Heard from Paul.  Work has started on Lois and Bobby’s flooded buildings.  He called from the ‘Hat about an hour ago sounding like he wanted to do something family tomorrow.  When I mentioned the beach he groaned from pure jealousy.

Night before last, out drinking with the old Stat gang, and IHTA (It Had The Awesome).  Last night, Lost in Yonkers at the Langley Playhouse with Tom, Peggy, Rev Katie, Al, Joan, Ev, Gary, Elva AND the choir director Marnie and her daughter. As I mentioned on facebook half the church was in the audience.  Sue Sparlin was really good as the ferocious Cherman Grandmuzzer.

I look back on the beginning of February like somebody who had a bad dream, the effects of which still linger.  Did I really want to kill myself???? What’s up with that?  You know, I’m blaming it on February, because February in Canada sucks, and February in Vancouver, as I can say from personal experience, makes ya wanna die.  And then when the sun comes out you’re thinking…. oops.

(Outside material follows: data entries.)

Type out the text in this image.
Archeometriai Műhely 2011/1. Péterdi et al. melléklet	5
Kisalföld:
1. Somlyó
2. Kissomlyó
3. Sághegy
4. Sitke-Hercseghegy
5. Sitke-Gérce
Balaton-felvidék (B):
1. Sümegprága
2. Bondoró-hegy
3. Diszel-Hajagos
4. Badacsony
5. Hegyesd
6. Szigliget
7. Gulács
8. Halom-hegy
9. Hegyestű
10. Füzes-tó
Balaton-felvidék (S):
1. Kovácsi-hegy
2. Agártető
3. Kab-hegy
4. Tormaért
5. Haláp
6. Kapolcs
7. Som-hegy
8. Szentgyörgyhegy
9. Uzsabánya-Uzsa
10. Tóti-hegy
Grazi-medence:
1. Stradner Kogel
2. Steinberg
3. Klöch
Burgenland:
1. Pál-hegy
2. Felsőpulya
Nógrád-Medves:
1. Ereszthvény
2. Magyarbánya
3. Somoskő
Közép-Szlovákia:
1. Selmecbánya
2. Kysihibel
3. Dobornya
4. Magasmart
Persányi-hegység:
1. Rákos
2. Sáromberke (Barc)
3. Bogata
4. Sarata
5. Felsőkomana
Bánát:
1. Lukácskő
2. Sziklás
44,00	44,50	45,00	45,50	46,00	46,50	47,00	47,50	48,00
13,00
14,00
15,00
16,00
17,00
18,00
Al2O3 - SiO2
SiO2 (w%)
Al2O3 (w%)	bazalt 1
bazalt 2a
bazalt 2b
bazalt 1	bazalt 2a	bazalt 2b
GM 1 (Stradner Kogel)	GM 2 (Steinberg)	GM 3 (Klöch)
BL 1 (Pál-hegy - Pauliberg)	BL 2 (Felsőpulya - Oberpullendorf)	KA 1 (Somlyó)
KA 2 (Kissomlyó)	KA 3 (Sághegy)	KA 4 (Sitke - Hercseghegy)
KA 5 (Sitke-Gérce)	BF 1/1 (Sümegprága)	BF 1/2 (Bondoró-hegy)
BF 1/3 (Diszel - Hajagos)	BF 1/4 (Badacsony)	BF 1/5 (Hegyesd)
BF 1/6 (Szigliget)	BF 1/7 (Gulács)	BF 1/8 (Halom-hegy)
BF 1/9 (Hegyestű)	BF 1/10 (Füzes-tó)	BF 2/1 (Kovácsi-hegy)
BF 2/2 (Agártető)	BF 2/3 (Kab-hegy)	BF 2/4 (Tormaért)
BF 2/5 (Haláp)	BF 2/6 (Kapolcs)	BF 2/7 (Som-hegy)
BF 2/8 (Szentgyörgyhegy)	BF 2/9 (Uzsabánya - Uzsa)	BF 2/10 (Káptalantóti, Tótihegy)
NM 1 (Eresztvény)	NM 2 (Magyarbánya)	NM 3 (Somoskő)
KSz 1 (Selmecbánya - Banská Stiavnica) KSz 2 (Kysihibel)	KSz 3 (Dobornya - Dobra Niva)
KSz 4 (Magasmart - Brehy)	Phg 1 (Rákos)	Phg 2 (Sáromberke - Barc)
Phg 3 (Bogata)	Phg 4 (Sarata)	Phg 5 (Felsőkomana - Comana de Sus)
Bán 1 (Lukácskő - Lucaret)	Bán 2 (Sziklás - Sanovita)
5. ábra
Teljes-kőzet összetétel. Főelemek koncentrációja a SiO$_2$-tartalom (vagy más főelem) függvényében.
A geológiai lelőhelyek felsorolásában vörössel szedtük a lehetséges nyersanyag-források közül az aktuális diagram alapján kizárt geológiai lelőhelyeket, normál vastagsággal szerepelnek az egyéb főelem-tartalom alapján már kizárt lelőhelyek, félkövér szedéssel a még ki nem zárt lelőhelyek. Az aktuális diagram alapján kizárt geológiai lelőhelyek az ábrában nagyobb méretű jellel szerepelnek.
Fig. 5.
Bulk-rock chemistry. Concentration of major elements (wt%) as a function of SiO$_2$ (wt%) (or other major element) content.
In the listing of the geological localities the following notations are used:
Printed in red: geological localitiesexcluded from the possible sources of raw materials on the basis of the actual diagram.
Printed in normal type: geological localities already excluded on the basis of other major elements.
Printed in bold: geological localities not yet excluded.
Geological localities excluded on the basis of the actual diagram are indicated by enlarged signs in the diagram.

I heart Tom and Peggy.  Right now I am really appreciating what lovely, talented, hospitable, intelligent and forward thinking people they are.  Also, they are newly minted grandparents, and I swear Peggy is leaving little curly trails of multi-colored stars when she talks these days.  Tom’s grouch factor is only barely moving the meter since the Bean arrived.

 

Katie came and got at least part of her stuff last night.

She spoke to neither Jeff nor myself, but I was on the phone with my mOm so I handed the phone over and once she was done talking she loaded up and left. I got my key back and gave her back her household key.

I am not going to go into details about the unpleasantness while she was here – some of which she’s unaware of, poor girl – but I will say that I told Jeff that I value my peaceful household with him.  I wish I could trust my own daughter.  I wish her happiness and good fortune; all of mine is unearned, perhaps hers will be too.